Eliminate consecutive duplicates from a string

Question

I want to eliminate consecutive duplicates from a string like f "aaabbbcccdeefgggg" = "abcdefg"

This is my code

f :: String -> String
f "" = ""
f "_" = "_"
f (x : xs : xss)
    | x == xs   = f (xs : xss)
    | otherwise = x : f (xs : xss)

I got as error non-exhaustive patterns, I think it's from second line, the program doesn't know how to deal when it's only 1 char left. How should I fix it?

Answer 1

The "_" pattern does not match a string with any character, it matches the string that contains an underscore.

You can use [_] as pattern for the singleton string, so:

f :: String -> String
f "" = ""
f s@[_] = s
f (x : xs : xss)
    | x == xs   = f (xs : xss)
    | otherwise = x : f (xs : xss)

here we use s@ to capture the string with one character as s.

or we can simplify this with:

f :: String -> String
f (x : xs : xss)
    | x == xs   = f (xs : xss)
    | otherwise = x : f (xs : xss)
f s = s

Answer 2

I want to eliminate consecutive duplicates from a string like f "aaabbbcccdeefgggg" = "abcdefg"
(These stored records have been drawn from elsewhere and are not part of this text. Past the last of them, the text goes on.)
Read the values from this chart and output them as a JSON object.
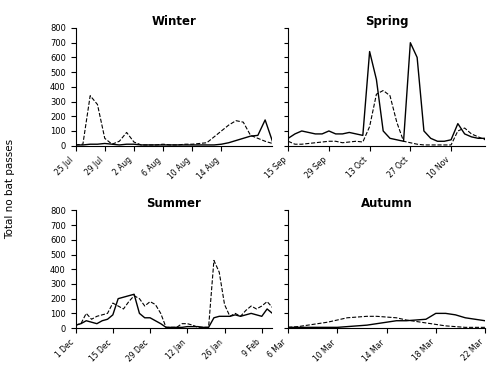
{
  "winter": {
    "title": "Winter",
    "rural_dashed": [
      5,
      10,
      340,
      280,
      50,
      10,
      30,
      90,
      25,
      5,
      5,
      5,
      10,
      5,
      5,
      10,
      10,
      15,
      20,
      60,
      100,
      140,
      170,
      160,
      70,
      50,
      30,
      15
    ],
    "urban_solid": [
      5,
      5,
      10,
      10,
      15,
      10,
      5,
      10,
      10,
      5,
      5,
      5,
      5,
      5,
      5,
      5,
      5,
      5,
      5,
      5,
      10,
      20,
      35,
      50,
      65,
      70,
      175,
      30
    ],
    "xtick_labels": [
      "25 Jul",
      "29 Jul",
      "2 Aug",
      "6 Aug",
      "10 Aug",
      "14 Aug"
    ],
    "xtick_positions": [
      0,
      4,
      8,
      12,
      16,
      20
    ]
  },
  "spring": {
    "title": "Spring",
    "rural_dashed": [
      30,
      10,
      10,
      15,
      20,
      25,
      30,
      30,
      20,
      25,
      30,
      25,
      130,
      350,
      375,
      340,
      160,
      30,
      20,
      10,
      5,
      5,
      5,
      5,
      5,
      100,
      120,
      80,
      60,
      40
    ],
    "urban_solid": [
      50,
      80,
      100,
      90,
      80,
      80,
      100,
      80,
      80,
      90,
      80,
      70,
      640,
      450,
      100,
      50,
      40,
      30,
      700,
      600,
      100,
      50,
      30,
      30,
      40,
      150,
      80,
      60,
      50,
      50
    ],
    "xtick_labels": [
      "15 Sep",
      "29 Sep",
      "13 Oct",
      "27 Oct",
      "10 Nov"
    ],
    "xtick_positions": [
      0,
      6,
      12,
      18,
      24
    ]
  },
  "summer": {
    "title": "Summer",
    "rural_dashed": [
      20,
      30,
      100,
      60,
      80,
      90,
      100,
      170,
      150,
      130,
      180,
      220,
      200,
      150,
      180,
      160,
      100,
      5,
      5,
      5,
      30,
      30,
      20,
      5,
      5,
      5,
      460,
      380,
      160,
      80,
      100,
      80,
      120,
      150,
      130,
      150,
      180,
      140
    ],
    "urban_solid": [
      20,
      30,
      50,
      40,
      30,
      50,
      60,
      90,
      200,
      210,
      220,
      230,
      100,
      70,
      70,
      50,
      30,
      5,
      5,
      5,
      5,
      10,
      10,
      10,
      5,
      5,
      70,
      80,
      80,
      80,
      90,
      80,
      90,
      100,
      90,
      80,
      130,
      100
    ],
    "xtick_labels": [
      "1 Dec",
      "15 Dec",
      "29 Dec",
      "12 Jan",
      "26 Jan",
      "9 Feb"
    ],
    "xtick_positions": [
      0,
      7,
      14,
      21,
      28,
      35
    ]
  },
  "autumn": {
    "title": "Autumn",
    "rural_dashed": [
      5,
      10,
      20,
      30,
      40,
      55,
      70,
      75,
      80,
      80,
      75,
      70,
      55,
      45,
      35,
      25,
      15,
      10,
      5,
      5,
      5
    ],
    "urban_solid": [
      5,
      5,
      5,
      5,
      5,
      5,
      10,
      15,
      20,
      30,
      40,
      50,
      50,
      55,
      60,
      100,
      100,
      90,
      70,
      60,
      50
    ],
    "xtick_labels": [
      "6 Mar",
      "10 Mar",
      "14 Mar",
      "18 Mar",
      "22 Mar"
    ],
    "xtick_positions": [
      0,
      5,
      10,
      15,
      20
    ]
  },
  "ylim": [
    0,
    800
  ],
  "yticks": [
    0,
    100,
    200,
    300,
    400,
    500,
    600,
    700,
    800
  ],
  "ylabel": "Total no bat passes",
  "background_color": "white"
}
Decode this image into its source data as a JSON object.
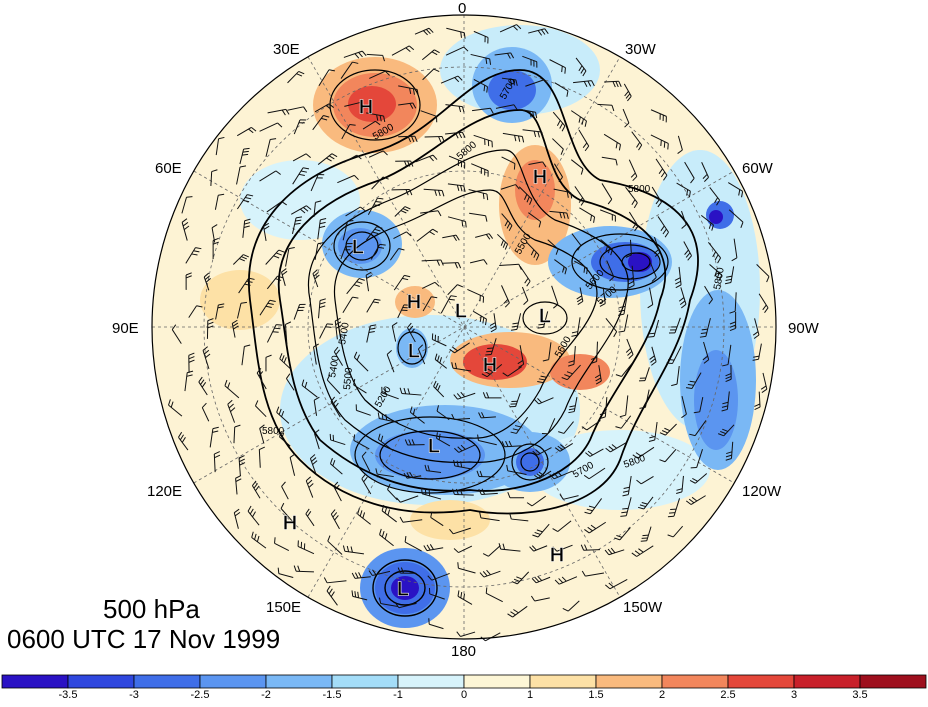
{
  "map": {
    "longitude_labels": [
      {
        "id": "lon-0",
        "text": "0"
      },
      {
        "id": "lon-30w",
        "text": "30W"
      },
      {
        "id": "lon-60w",
        "text": "60W"
      },
      {
        "id": "lon-90w",
        "text": "90W"
      },
      {
        "id": "lon-120w",
        "text": "120W"
      },
      {
        "id": "lon-150w",
        "text": "150W"
      },
      {
        "id": "lon-180",
        "text": "180"
      },
      {
        "id": "lon-150e",
        "text": "150E"
      },
      {
        "id": "lon-120e",
        "text": "120E"
      },
      {
        "id": "lon-90e",
        "text": "90E"
      },
      {
        "id": "lon-60e",
        "text": "60E"
      },
      {
        "id": "lon-30e",
        "text": "30E"
      }
    ],
    "pressure_centers": [
      {
        "type": "H"
      },
      {
        "type": "H"
      },
      {
        "type": "H"
      },
      {
        "type": "H"
      },
      {
        "type": "H"
      },
      {
        "type": "H"
      },
      {
        "type": "L"
      },
      {
        "type": "L"
      },
      {
        "type": "L"
      },
      {
        "type": "L"
      },
      {
        "type": "L"
      },
      {
        "type": "L"
      }
    ],
    "contour_labels": [
      "5700",
      "5800",
      "5800",
      "5800",
      "5500",
      "5600",
      "5400",
      "5500",
      "5400",
      "5200",
      "5700",
      "5800",
      "5800",
      "5600",
      "5700",
      "5800"
    ]
  },
  "title": {
    "level": "500 hPa",
    "time": "0600 UTC 17 Nov 1999"
  },
  "colorbar": {
    "ticks": [
      "-3.5",
      "-3",
      "-2.5",
      "-2",
      "-1.5",
      "-1",
      "0",
      "1",
      "1.5",
      "2",
      "2.5",
      "3",
      "3.5"
    ],
    "colors": [
      "#2a12c4",
      "#2f47de",
      "#3f6ee8",
      "#5b95f0",
      "#7ab8f5",
      "#a4ddf8",
      "#d7f3fb",
      "#fdf6d6",
      "#fde1a6",
      "#f9ba7e",
      "#f2865c",
      "#e4473a",
      "#c8202a",
      "#9e0f1d"
    ]
  }
}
You can group the letters which are equal (via Data.List.group), and then take the first of each group (via map head, which applies head to each element of the list and gives you back the list of the results):

import Data.List (group) -- so we write group instead of Data.List.group
map head $ group "aaabbbcccdeefgggg"

This can be seen as the application of map head after the application of group to the input String. Therefore, your f can be defined like the composition of those two functions:

f :: String -> String
f = map head . group

---

For completeness, as you seem to be new to Haskell, here are a few details:

• Data.List.group "aaabbbcccdeefgggg" returns ["aaa","bbb","ccc","d","ee","f","gggg"];
• f $ a b c is the same as f (a b c);
• . is the composition operator, and it is such that (f . g) x == f (g x).
  • Unrelated to this question, but important to bear in mind in general, . operates on unary functions, which means that if g takes more than one argument, the composition will pipe a partially applied g to f as soon as you give f . g one argument. In other words, if g is, say, binary, then f (g x y) is not equal to (f . g) x y, which will generally not even compile, but to ((f .) . g) x y. Some more example about this, but in JavaScript, is in this answer of mine, which should be fairly readable for a Haskell programmer.